BUSHWIG

Au festival de drag-queens de Bushwig, la légendaire queen Lady Bunny a passé le flambeau à la nouvelle génération d'artistes avant-gardistes.

FOLLES VIRÉES NOUS ENTRAÎNE DANS LES SPOTS QUI COMPTENT – FESTIVALS, FÊTES, SPECTACLES... ET BIEN PLUS ENCORE

Aucun autre festival et rassemblement de drag-queens au monde ne ressemble à Bushwig – pas même son aîné spirituel, Wigstock. Avec plus de 150 drag-queens se produisant lors d'un unique weekend de septembre, le festival rallie une communauté à la fois esthétiquement variée et incroyablement ouverte, ouvrant la scène à des artistes de tous genres, sexes et origines. Des cosplayeuses (Sailor Mars et Catwoman époque Michelle Pfeiffer sur talons fétichistes) à la chanteuse cisgenre Sateen et son drag-queen/guitariste Exquisite de mari, les performances sur scène avaient des airs d'expériences surréalistes, parfaitement en phase avec le slogan du festival : « Gender is over! (Le genre est mort !) »

C'est à deux drag-queens – Matthew Mendoza (aka Horrorchata) et Simon Leahy (Babes Trust) – que l'on doit l'idée de ce festival. Leur motivation : célébrer la culture et la musique drag-queen gay de plus en plus présentes dans leur communauté et proposer les performances les plus avant-gardistes au monde.

La légendaire drag-queen Lady Bunny – co-fondatrice de Wigstock – s'est elle-même produite au festival cette année, passant le flambeau aux fondateurs de Bushwig à l'occasion d'une performance ultra attendue. « L'ambiance à Bushwig était électrisante, et même quelques gouttes de pluie n'auront pas réussi à assagir l'esprit survolté qui régnait, » a-t-elle déclaré après le festival. « Le festival en est à sa quatrième année, et déjà mieux organisé que Wigstock lors de sa dixième édition ! Du son et une scène au top, des participants travestis ou non, et même l'un d'eux vêtu d'une perruque et de talons, point barre. »

Lady Bunny a par ailleurs salué le fait que Bushwig mette l'accent sur la promotion d'une esthétique artisanale et non conventionnelle : « Les drag-queens de Bushwig tentent d'apporter quelque chose d'unique et de décalé dans une New York poussiéreuse et institutionnelle.
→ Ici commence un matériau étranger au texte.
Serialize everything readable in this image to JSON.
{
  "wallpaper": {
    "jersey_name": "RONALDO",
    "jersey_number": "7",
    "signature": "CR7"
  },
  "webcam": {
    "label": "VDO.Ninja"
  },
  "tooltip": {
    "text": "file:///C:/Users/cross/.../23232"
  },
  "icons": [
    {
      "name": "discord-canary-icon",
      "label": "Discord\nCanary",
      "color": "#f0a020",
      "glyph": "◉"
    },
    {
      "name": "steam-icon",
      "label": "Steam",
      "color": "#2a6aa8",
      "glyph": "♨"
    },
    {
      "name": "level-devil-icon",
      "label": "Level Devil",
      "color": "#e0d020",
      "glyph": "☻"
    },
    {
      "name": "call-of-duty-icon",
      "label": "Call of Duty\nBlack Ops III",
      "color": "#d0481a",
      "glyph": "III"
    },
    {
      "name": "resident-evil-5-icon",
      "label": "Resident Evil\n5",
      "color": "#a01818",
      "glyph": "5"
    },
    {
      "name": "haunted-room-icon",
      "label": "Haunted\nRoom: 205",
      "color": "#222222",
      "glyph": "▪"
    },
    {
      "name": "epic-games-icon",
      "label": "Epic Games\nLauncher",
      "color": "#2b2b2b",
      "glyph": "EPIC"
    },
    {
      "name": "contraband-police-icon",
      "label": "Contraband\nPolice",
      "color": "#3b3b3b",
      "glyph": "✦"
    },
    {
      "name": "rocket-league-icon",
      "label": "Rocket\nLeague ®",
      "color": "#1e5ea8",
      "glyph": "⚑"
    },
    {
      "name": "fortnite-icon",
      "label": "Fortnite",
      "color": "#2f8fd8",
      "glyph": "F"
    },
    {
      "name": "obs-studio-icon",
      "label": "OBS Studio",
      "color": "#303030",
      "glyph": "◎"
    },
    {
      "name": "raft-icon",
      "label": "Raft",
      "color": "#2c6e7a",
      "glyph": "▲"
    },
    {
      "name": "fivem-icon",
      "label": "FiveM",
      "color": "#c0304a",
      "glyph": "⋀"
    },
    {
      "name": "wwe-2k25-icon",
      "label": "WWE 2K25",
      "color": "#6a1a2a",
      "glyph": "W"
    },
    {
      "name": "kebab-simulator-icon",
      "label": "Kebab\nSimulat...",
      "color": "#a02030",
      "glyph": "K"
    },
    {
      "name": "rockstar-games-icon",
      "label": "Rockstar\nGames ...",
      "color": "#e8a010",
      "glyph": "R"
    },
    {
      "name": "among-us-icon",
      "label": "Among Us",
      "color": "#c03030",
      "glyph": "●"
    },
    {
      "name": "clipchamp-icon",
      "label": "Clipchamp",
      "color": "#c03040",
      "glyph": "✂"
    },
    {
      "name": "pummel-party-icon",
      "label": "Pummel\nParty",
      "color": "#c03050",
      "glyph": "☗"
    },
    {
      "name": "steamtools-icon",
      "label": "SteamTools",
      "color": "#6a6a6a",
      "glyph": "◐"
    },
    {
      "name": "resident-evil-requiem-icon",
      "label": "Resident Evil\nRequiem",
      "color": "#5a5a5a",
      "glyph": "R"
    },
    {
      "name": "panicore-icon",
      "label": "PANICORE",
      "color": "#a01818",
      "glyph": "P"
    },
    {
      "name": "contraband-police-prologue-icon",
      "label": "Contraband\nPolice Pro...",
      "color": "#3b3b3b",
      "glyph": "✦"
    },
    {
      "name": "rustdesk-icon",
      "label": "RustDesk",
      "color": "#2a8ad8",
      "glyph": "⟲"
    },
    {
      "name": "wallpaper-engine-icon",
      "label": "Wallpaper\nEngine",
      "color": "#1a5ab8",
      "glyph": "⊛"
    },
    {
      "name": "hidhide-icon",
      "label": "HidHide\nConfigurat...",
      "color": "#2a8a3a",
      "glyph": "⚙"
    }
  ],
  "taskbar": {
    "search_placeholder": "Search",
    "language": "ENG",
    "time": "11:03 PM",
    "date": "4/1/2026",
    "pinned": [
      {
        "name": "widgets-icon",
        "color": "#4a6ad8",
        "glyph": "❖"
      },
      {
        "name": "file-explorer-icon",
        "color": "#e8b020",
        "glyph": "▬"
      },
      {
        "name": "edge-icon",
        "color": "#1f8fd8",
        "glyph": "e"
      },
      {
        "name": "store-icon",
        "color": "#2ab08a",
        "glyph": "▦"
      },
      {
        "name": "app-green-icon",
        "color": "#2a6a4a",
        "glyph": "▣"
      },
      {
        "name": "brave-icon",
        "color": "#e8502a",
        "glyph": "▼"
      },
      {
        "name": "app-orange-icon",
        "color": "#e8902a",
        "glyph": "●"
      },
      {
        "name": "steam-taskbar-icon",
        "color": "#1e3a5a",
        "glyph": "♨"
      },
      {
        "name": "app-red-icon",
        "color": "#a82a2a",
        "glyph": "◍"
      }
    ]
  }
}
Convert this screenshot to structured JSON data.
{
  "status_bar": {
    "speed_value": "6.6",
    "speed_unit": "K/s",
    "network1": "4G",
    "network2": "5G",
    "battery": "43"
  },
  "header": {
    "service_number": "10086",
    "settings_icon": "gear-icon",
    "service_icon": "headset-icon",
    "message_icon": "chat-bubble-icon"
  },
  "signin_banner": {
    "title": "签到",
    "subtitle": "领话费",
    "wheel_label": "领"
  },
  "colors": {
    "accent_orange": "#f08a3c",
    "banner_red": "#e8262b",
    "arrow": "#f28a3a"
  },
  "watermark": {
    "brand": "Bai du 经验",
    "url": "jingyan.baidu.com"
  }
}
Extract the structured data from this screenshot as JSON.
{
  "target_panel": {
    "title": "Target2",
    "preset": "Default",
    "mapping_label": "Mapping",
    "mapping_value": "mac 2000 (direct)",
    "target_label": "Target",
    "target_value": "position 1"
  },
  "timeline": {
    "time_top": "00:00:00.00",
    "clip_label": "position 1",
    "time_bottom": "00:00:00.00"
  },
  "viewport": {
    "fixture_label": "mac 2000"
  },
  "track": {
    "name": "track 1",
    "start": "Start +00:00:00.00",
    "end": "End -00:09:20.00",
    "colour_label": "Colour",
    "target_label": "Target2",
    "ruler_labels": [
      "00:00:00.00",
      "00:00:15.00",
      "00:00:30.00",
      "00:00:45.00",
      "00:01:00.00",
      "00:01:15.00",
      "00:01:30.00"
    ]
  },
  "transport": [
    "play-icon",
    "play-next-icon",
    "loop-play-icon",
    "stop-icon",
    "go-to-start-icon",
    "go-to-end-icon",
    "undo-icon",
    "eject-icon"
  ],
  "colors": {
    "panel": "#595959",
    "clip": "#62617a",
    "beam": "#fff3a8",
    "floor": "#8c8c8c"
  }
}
Bars végétaliens, espaces softs, performances musicales intéressantes et originales... je dis OUI ! »

Passing the torch: legendary drag queen Lady Bunny

Quand on lui demande en quoi Bushwig se distingue de ses prédécesseurs, la cofondatrice et mère de la Maison Bushwig, Horrorchata, répond : « Nous sommes clairement plus jeunes ! On donne une tribune à l'art, on donne une tribune à tout, il n'y a plus de frontières à la définition de la culture drag-queen. Avant, on était dans le : tiens, je vais enfiler une robe et faire une chanson en play-back – c'est fini, ce genre de cérémonies. Hier, les drag-queens devaient se résumer à des hommes qui ressemblent à des femmes ; aujourd'hui, elles affichent leur barbe et s'expriment sur différents modes. On voit des trucs de dingues ! »

« On donne une tribune à l'art, on donne une tribune à tout, il n'y a plus de frontières à la définition de la culture drag-queen. » – Horrorchata, cofondatrice de Bushwig

« Je veux que les drag-queens fassent bien plus que du play-back, il y a dans ce milieu des talents incroyables qui ont juste besoin d'un petit coup de pouce pour s'épanouir, » a affirmé Babes Trust., également cofondatrice de l’évènement. « Il est important d'apprécier la drag-queen sous différents angles. »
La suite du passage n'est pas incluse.